Flashback Friday. October, 1998. Monumental Parenting Failure
My wife and held a party at our house. The autumn evening was very cool. I don’t remember who the guests were but I know we served Heineken beer. Lots of it. In green bottles.
As it got dark we moved inside to get off the cold patio. Matt, age 4, and Jack, age 2, were around, somewhere.
The “adults” moved inside to the kitchen. That’s where the refrigerator was, the one filled with more Heineken.
During an occasional lull in the conversation (AKA the 20 minute pause) I heard a noise. I couldn’t figure out what it was so I ignored it. Then I heard it again. And again. I whispered “shhhh” to the group.
The sound came from the patio. I went outside, took one step on to the concrete and stopped abruptly.

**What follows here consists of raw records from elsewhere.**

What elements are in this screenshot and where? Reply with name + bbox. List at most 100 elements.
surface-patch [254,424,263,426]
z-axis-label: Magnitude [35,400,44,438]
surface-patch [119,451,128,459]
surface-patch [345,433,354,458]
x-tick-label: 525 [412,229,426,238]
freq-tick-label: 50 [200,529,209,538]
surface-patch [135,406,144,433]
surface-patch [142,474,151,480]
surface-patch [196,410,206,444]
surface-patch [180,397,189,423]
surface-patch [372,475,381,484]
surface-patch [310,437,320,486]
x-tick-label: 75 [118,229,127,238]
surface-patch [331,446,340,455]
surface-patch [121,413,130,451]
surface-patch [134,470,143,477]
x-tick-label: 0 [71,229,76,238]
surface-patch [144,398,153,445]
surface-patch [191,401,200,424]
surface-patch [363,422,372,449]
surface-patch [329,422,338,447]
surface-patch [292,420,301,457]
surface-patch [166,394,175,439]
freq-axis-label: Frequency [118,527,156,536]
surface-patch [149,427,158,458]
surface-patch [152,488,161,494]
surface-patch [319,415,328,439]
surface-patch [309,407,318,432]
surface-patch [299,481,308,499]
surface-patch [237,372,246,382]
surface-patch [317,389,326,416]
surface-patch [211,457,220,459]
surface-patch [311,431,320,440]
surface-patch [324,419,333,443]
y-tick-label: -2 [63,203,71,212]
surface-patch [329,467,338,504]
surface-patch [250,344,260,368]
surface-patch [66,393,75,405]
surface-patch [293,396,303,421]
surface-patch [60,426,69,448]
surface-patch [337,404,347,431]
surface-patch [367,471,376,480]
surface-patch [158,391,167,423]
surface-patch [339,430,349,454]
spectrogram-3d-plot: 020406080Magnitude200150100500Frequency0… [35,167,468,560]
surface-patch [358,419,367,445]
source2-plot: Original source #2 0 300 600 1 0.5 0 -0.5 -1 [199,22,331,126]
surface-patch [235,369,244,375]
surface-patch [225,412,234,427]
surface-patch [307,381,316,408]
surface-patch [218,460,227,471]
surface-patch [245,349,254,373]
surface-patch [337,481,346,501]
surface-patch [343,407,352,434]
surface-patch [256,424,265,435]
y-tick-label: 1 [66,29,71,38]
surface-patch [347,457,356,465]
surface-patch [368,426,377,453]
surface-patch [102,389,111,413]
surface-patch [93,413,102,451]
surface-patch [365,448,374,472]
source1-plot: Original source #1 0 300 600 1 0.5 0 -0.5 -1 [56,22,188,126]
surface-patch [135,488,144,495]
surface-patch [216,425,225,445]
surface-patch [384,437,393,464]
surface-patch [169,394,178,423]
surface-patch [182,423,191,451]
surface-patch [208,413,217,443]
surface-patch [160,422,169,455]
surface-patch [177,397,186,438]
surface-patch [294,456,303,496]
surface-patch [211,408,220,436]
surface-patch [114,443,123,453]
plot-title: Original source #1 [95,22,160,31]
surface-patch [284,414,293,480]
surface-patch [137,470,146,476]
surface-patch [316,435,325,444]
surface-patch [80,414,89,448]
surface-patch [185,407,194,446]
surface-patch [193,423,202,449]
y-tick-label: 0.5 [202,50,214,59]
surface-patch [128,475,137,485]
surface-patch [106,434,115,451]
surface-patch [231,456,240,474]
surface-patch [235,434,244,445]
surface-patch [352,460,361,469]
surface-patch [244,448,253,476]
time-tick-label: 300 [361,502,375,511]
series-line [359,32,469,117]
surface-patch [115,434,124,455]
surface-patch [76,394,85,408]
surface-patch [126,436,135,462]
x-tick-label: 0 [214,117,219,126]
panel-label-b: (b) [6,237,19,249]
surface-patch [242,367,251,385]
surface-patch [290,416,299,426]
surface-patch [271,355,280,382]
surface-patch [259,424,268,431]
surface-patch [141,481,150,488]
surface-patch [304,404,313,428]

There was green broken glass everywhere. If the Heineken brewery had been bombed it might have looked like this. The empty bottles we’d left on the patio table where now shattered so thoroughly they were close to being converted back to sand.
After checking for blood and tears, and thank goodness seeing neither, I asked Matt with exasperation, “What are you doing?”
He looked at his little brother with an “Is dad serious?” expression. Jack, an unbroken beer bottle still in hand, seemed confused too.
Matt turned back to me and said, calmly and with a voice so innocent only a young child can do it, “Breaking bottles.”
It was as if the crashing noises, shattered glass and lack of unbroken empties on the table had not been evidence enough for me.
Briefly I was speechless. Then I politely (no, wait - ashamedly) said, “Hey guys, you know what? Let me carry you inside.” I removed their shoes outside so none of the shards of glass could get tracked inside. Once indoors they watched TV for a while like nothing had happened. They were probably tired, having spent all that energy smashing bottles on the patio.
The next morning I shoveled up as much glass as I could then spent the better part of the day using a Shop Vac to pick up the tiny pieces.
And thinking about my parenting skills.